Oral Presentation Society for Freshwater Science 2025 Annual Meeting

Adapting Practical Lessons from the PROGRESS Mentoring Program for the Freshwater Sciences (118885)

Sandra M Clinton 1 , Qiyue Zhang 2 , Melissa A Burt 3 , Mica Estrada 4 , Milena Guajardo 3 , Paul Hernandez 2 , Linlin Luo 2 , Natalia Maldonado 4 , Megan Patterson 2 , Ilana Pollack 3 , Sarah Schanz 5 , Emily V Fischer 3
  1. University of North Carolina Charlotte, Charlotte, NORTH CAROLINA, United States
  2. Texas A&M University, College Station, TX, USA
  3. Colorado State University, Fort Collins, CO, USA
  4. University of California San Francisco, San Francisco, CA, USA
  5. Colorado College, Colorado Springs, CO, USA

PROmoting Geoscience Research, Education, and SuccesS (PROGRESS; progress.colostate.edu) is an NSF-supported mentoring program designed for undergraduate women interested in the earth and environmental sciences. Over the last decade, the program has served undergraduate women in the Colorado/Wyoming Front Range, the Carolinas, Texas, Georgia, California, and the DC/Baltimore corridor who attend a diversity of academic institutions. Based on longitudinal research, we know that participation in PROGRESS enhances students’ intention to persist in the earth and environmental sciences, increases science identity, strengthens their sense of belonging, and helps students develop strong and interconnected mentor networks. We will also share our latest results on effectively matching students with mentors.
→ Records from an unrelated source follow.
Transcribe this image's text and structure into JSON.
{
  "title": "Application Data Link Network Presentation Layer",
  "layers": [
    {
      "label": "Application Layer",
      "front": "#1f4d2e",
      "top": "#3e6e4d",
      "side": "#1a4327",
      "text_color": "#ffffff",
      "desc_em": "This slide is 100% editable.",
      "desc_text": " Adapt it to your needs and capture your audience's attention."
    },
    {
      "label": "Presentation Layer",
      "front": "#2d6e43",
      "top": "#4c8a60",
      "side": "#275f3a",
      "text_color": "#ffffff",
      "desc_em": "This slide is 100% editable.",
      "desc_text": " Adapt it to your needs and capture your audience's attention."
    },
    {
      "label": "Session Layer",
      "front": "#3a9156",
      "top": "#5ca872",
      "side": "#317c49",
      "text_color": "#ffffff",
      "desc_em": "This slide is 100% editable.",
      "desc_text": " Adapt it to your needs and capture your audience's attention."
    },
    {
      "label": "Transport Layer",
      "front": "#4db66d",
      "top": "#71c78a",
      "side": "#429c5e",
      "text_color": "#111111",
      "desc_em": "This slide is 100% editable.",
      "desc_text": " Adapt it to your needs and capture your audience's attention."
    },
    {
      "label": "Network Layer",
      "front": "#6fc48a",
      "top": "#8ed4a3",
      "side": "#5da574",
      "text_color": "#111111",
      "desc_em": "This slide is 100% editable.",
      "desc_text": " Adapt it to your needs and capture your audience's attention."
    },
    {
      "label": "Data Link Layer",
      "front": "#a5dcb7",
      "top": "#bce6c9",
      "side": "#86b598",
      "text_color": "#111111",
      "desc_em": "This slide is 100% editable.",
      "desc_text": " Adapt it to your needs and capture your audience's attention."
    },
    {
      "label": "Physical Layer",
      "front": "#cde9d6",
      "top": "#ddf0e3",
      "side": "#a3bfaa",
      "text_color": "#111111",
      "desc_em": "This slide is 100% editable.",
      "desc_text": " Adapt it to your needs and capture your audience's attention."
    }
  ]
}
While there are many other mentoring programs that aim to support students navigating various challenges along their academic pathways in the geosciences, effectively matching students with mentors is often a challenge. PROGRESS has matched students with mentors based on needs, backgrounds, and interests and examined the longitudinal success of these relationships. We will share demographic, academic, and dispositional characteristics that should be considered when matching undergraduate students with mentors. Our research indicates that mentor-mentee relationships grounded in common undergraduate majors, gender identities, or current discipline are much more likely to be successful; these types of matching criteria can help students perceive the relevance of potential mentors. The practical lessons we have learned from PROGRESS can be adapted to other programs, such as those in the freshwater sciences interested in increasing retention of historically excluded groups in STEM.